At Bo.lan, rice comes from Si Sa Ket province and fresh produce is provided by an organic farmers' network in Pathum Thani, Rangsit, Ang Thong, Chachoengsao and Suphan Buri. Meat is acquired from the domestic market and only wild fish are served at the eatery.

All kitchen work at Bo.lan is done manually. Mayongchit are peeled one by one while minced pork is chopped with a cleaver instead of using a blender as at other modern restaurants.

Using local products, she said, was a way to support local farmers and also a way to reduce the carbon footprint. Matsusaka beef, Norwegian salmon and snow fish can be easily marketed and generate higher revenue for the restaurant, but that involves the eco-unfriendly process of storing, packing and transporting across the continent.

However, Duangporn is also well aware of the politics behind every award so she never fully relies on them. Awards have become more like a marketing tool in the commercial world, including the food industry.

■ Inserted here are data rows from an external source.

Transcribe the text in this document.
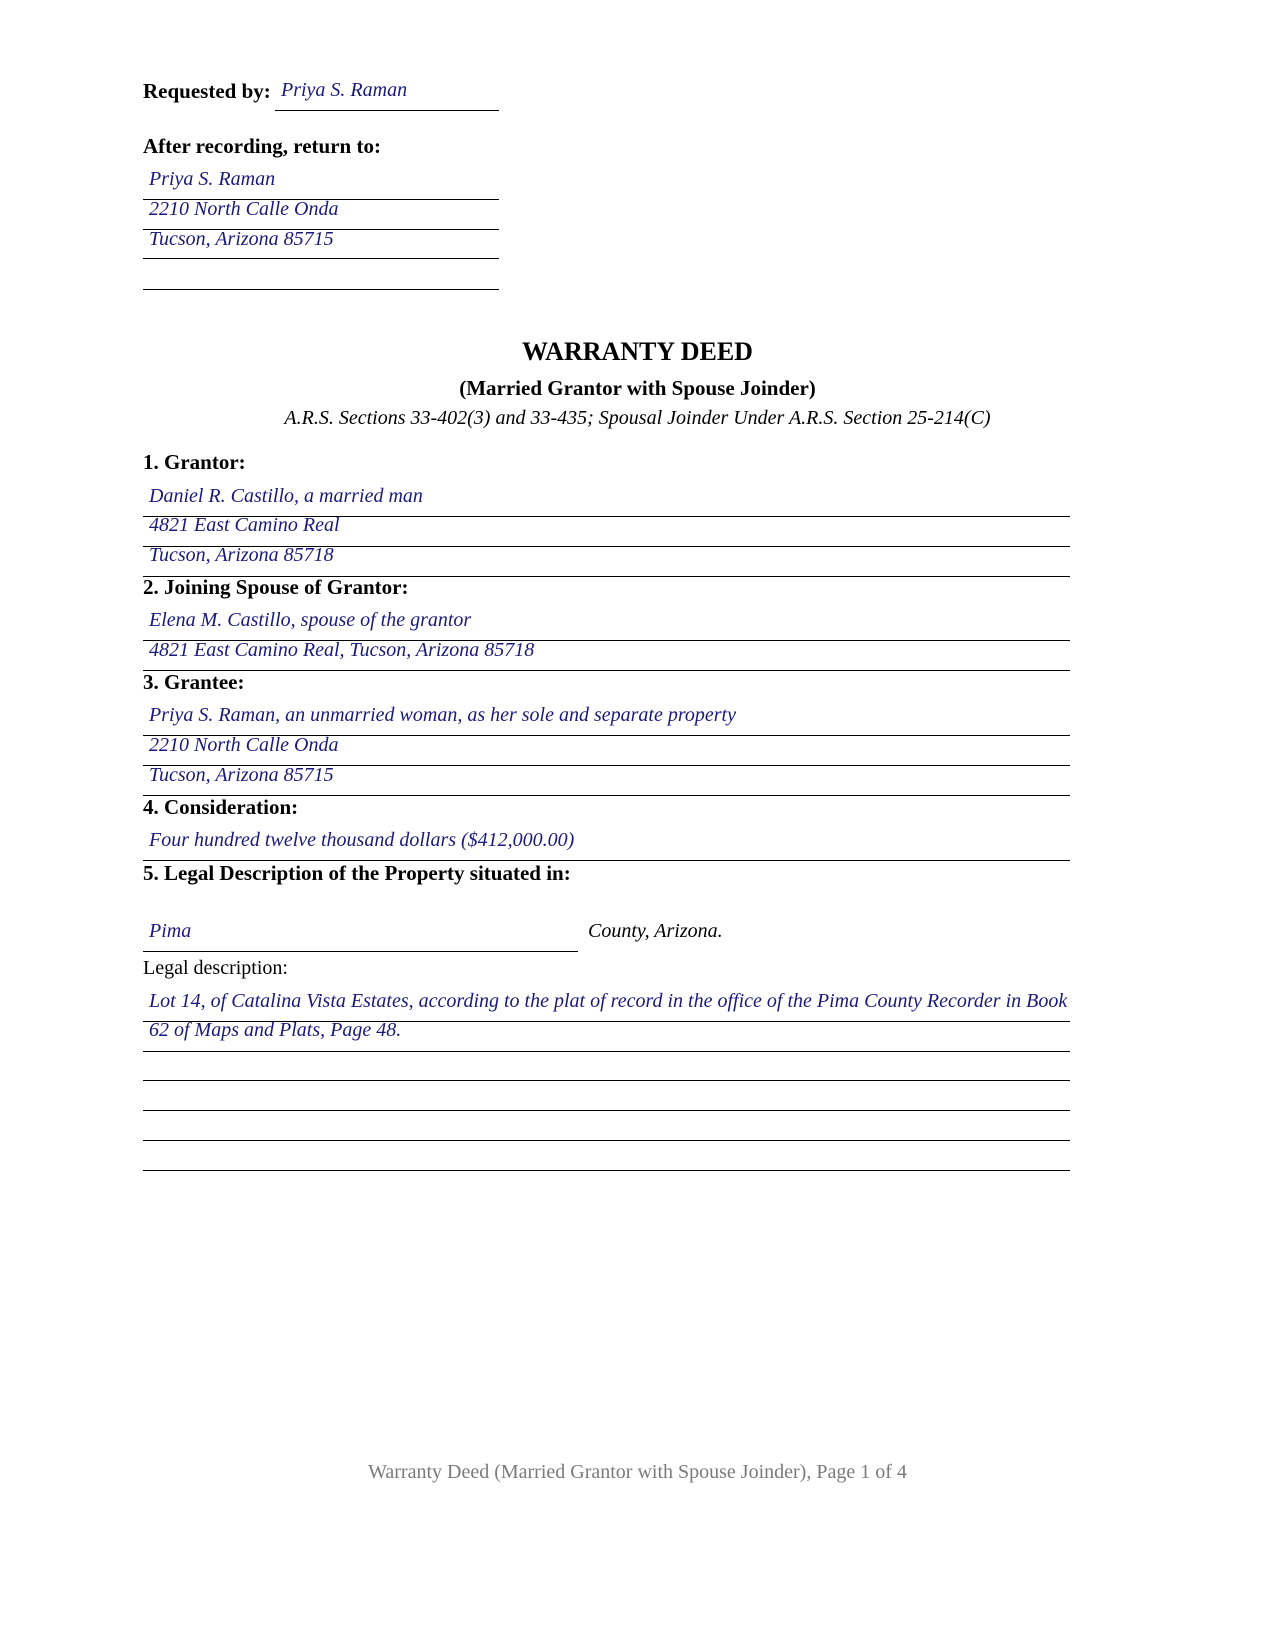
Requested by: Priya S. Raman
After recording, return to:
Priya S. Raman
2210 North Calle Onda
Tucson, Arizona 85715
WARRANTY DEED
(Married Grantor with Spouse Joinder)
A.R.S. Sections 33-402(3) and 33-435; Spousal Joinder Under A.R.S. Section 25-214(C)
1. Grantor:
Daniel R. Castillo, a married man
4821 East Camino Real
Tucson, Arizona 85718
2. Joining Spouse of Grantor:
Elena M. Castillo, spouse of the grantor
4821 East Camino Real, Tucson, Arizona 85718
3. Grantee:
Priya S. Raman, an unmarried woman, as her sole and separate property
2210 North Calle Onda
Tucson, Arizona 85715
4. Consideration:
Four hundred twelve thousand dollars ($412,000.00)
5. Legal Description of the Property situated in:
Pima	County, Arizona.
Legal description:
Lot 14, of Catalina Vista Estates, according to the plat of record in the office of the Pima County Recorder in Book
62 of Maps and Plats, Page 48.
Warranty Deed (Married Grantor with Spouse Joinder), Page 1 of 4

"The world is driven by marketing. It's a win-win situation for everyone," she said. At an award presentation, everyone gets good publicity - the organisers, the sponsors and the restaurateurs themselves.

But the awards and prizes aren't actually benchmarks for improvement. An award is given by a small group of people who may have specialised in certain types of cuisine. Duangporn said she would be honoured if she bagged the prestigious Michelin award some day, but she doubts if she'd be very happy about it.

"How much do they know about Thai cuisine or other cuisines outside their comfort zone?" she said.

More importantly, with or without the awards, the original concept will always be maintained.

Duangporn has taught the staff by herself, helping them to communicate with customers in English. Since late last year, the "Eat Responsibly Day" has been held in its compound to promote organic food and artisan products.

To her, food has become more like fashion and is shaped by awards. "Chefs tended to use agar-agar when they knew it was going to earn them a prestigious award," said Duangporn, referring to the gelatine used in molecular cuisine.

Once Ferran Adria's molecular cuisine began to fade from the global food scene, foodies and chefs geared towards foraging - searching for food from natural resources.

"But 'green' living isn't just a trend that will soon fade away, but a sustainable lifestyle," said Duangporn.

Living a "green" lifestyle doesn't have to be complicated. Duangporn encourages people to grow small amounts of their favourite vegetables such as basil and cook for themselves at least once a week. You can never be certain about what goes into a dish served at a restaurant, but home cooking allows you to know what you're actually consuming.

Having run a restaurant for three years, Duangporn has witnessed an improvement in organic produce. These have become common products, easily found in the market.

Her ultimate goal is to have a truly self-sufficient restaurant. The venue would be equipped with complete recycling system where waste gas is turned into cooking gas; the wastewater from the sink would water the plants in the garden; and the in-house power would be generated by solar panels on the roof.

"It's okay if we are not on the list next year," she said. "We know what we are doing."